Sorry, I closed the issue by accident.

@petrelharp The code listing you gave doesn't solve the issue, because I'm intending to use the tree sequence as input to a forward simulation in SLiM. If I dump the tree sequence with mutations included without first running pyslim.annotate_defaults, SLiM won't accept it ("no SLiM provenance table entry found; this file cannot be read") and if I try to run pyslim.annotate_defaults following ms_prime.sim_mutations, I get the issue I raised above.

petrelharp commented 2 years ago

if I try to run pyslim.annotate_defaults following ms_prime.sim_mutations, I get the issue I raised above.

Notice that in the code above annotate_defaults comes before sim_mutations?

barytonos commented 2 years ago

if I try to run pyslim.annotate_defaults following ms_prime.sim_mutations, I get the issue I raised above.

Notice that in the code above annotate_defaults comes before sim_mutations?

Of course, but if I dump the tree after running sim_mutations on it then SLiM doesn't accept it.

petrelharp commented 2 years ago

Hah, my mistake: notice in my code above I mutated ts not slim_ts. Here's a full example.

test.py:

import msprime, pyslim
ts = msprime.sim_ancestry(samples=100, population_size=100, sequence_length=1e8, recombination_rate=1e-8)
slim_ts = pyslim.annotate_defaults(ts, model_type="WF", slim_generation=1)
mts = msprime.sim_mutations(slim_ts,
        rate=1e-7,
        model=msprime.SLiMMutationModel(type=0),
        discrete_genome=True
)

mts.dump("input.trees")

and restart.slim:

initialize() {
    initializeMutationRate(1e-7);

    // m1 mutation type: neutral
    initializeMutationType("m0", 0.5, "f", 0.0);

    // g1 genomic element type: uses m1 for all mutations
    initializeGenomicElementType("g1", m0, 1.0);

    // uniform chromosome of length 100 kb with uniform recombination
    initializeGenomicElement(g1, 0, 99999999);
    initializeRecombinationRate(1e-8);
}

// create a population of 500 individuals
1 {
    sim.readFromPopulationFile("input.trees");
    catn("Read in!! Population p0 has " + p0.individualCount + " individuals.");
}

Then, I get:

$ python3 test.py && slim restart.slim 
// Initial random seed:
2773097996638

// RunInitializeCallbacks():
initializeMutationRate(1e-07);
initializeMutationType(0, 0.5, "f", 0);
initializeGenomicElementType(1, m0, 1);
initializeGenomicElement(g1, 0, 99999999);
initializeRecombinationRate(1e-08);

// Starting run at generation <start>:
1 

#WARNING (SLiMSim::ExecuteMethod_readFromPopulationFile): readFromPopulationFile() should probably not be called from an early() event in a WF model; fitness values will not be recalculated prior to offspring generation unless recalculateFitness() is called.
Read in!! Population p0 has 100 individuals.
petrelharp commented 2 years ago

I'll edit the example above so it actually works.

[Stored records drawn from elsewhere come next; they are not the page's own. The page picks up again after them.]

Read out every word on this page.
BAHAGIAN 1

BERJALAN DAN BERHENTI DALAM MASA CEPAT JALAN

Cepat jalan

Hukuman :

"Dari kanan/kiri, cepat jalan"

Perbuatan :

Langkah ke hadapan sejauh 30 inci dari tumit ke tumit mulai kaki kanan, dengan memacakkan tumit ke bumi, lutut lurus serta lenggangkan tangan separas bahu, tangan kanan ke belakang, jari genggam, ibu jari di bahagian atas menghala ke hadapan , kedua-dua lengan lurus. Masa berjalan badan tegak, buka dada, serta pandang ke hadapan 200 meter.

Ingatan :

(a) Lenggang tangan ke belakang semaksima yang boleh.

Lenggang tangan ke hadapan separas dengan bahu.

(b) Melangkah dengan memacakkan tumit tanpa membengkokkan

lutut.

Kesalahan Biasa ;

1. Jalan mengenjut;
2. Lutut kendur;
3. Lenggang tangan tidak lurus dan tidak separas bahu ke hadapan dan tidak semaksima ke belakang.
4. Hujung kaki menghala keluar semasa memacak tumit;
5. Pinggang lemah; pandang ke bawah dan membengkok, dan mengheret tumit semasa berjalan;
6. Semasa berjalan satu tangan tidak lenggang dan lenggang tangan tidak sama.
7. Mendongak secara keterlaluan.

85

petrelharp commented 2 years ago

I'm now having annotate_defaults( ) throw an error if site positions are not all at integer values:

                "Site positions in this tree sequence are not at integer values, "
                "but must be for loading into SLiM: generate mutations with "
                "sim_mutations(..., discrete_genome=True), not simulate()."